Department of Dermatology, State Key Laboratory of Complex Severe and Rare Diseases, Peking Union Medical College Hospital, Chinese Academy of Medical Sciences and Peking Union Medical College, National Clinical Research Center for Dermatologic and Immunologic Diseases, Beijing, China.
Front Immunol. 2023 Jan 5;13:1050373. doi: 10.3389/fimmu.2022.1050373. eCollection 2022.
This study aimed to investigate the clinical features of biologics-induced bullous pemphigoid (BP) and the therapeutic effects of those agents for BP, exploring the underlying pathophysiological mechanisms.
We searched PubMed, Web of Science, and Elsevier for studies involving pemphigoid patients treated with or induced by identical biologics published in English from January 2009 to April 2022.
Seventeen cases of drug-induced BP associated with anti-tumor necrosis factor (aTNF)-α therapies, one with interleukin (IL)-17 inhibitors, and seven with IL-12/IL-23 or IL-23 inhibitors were enrolled. Time to cutaneous toxicity varied among different types of agents, and the characteristics of clinical examinations were similar to idiopathic BP. Discontinuation of the culprit drugs and initiation of topical or systemic corticosteroids were adequate in most cases. Several monoclonal antibodies above have also been reported for the treatment of refractory or recurrent BP, especially concurrent with psoriasis.

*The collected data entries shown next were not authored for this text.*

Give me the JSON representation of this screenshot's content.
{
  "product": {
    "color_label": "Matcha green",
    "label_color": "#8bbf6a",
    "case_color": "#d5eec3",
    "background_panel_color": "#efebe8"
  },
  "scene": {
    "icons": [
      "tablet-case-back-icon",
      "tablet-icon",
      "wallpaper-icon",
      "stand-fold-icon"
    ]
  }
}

Biologics for immune-related diseases, including TNF-α, IL-17, and IL-12/IL-23 or IL-23 inhibitors, can both induce and treat BP, which might be associated with a helper T cells Th1/Th2 imbalance, complicated inflammatory networks, and a specific individual microenvironment, suggestive of a new perspective on the therapeutic algorithms of BP. There have been numerous reports about biologics inducing or treating BP. We have taken note of this phenomenon and focused on biologics with both pathogenetic and therapeutic effects on BP. Our review summarized the clinical characteristics of associated cases, trying to figure out the underlying mechanisms of this paradoxical phenomenon and to provide an integrated perspective and new therapeutic alternatives for BP.
本研究旨在探讨生物制剂诱导性大疱性类天疱疮(BP)的临床特征及这些药物治疗 BP 的疗效,探索其潜在的病理生理机制。
我们检索了 2009 年 1 月至 2022 年 4 月期间发表的在英文期刊上涉及使用相同生物制剂治疗或诱导发生 BP 的病例研究,检索数据库包括 PubMed、Web of Science 和 Elsevier。
共纳入 17 例与抗肿瘤坏死因子(aTNF)-α 治疗相关的药物诱导性 BP 病例、1 例与白细胞介素(IL)-17 抑制剂相关的 BP 病例、7 例与 IL-12/IL-23 或 IL-23 抑制剂相关的 BP 病例。不同类型药物引起皮肤毒性的时间不同,临床表现特征与特发性 BP 相似。大多数情况下,停用致病药物并开始使用局部或全身皮质类固醇即可。此外,还有几种单克隆抗体也被报道用于治疗难治性或复发性 BP,尤其是合并银屑病的情况。
包括 TNF-α、IL-17 和 IL-12/IL-23 或 IL-23 抑制剂在内的免疫相关疾病生物制剂既可以诱导也可以治疗 BP,这可能与辅助性 T 细胞 Th1/Th2 失衡、复杂的炎症网络以及特定的个体微环境有关,提示 BP 治疗方案有了新的视角。已有大量关于生物制剂诱导或治疗 BP 的报道。我们注意到了这一现象,并关注对 BP 具有致病和治疗作用的生物制剂。我们的综述总结了相关病例的临床特征,试图找出这一矛盾现象的潜在机制,并为 BP 提供综合的视角和新的治疗选择。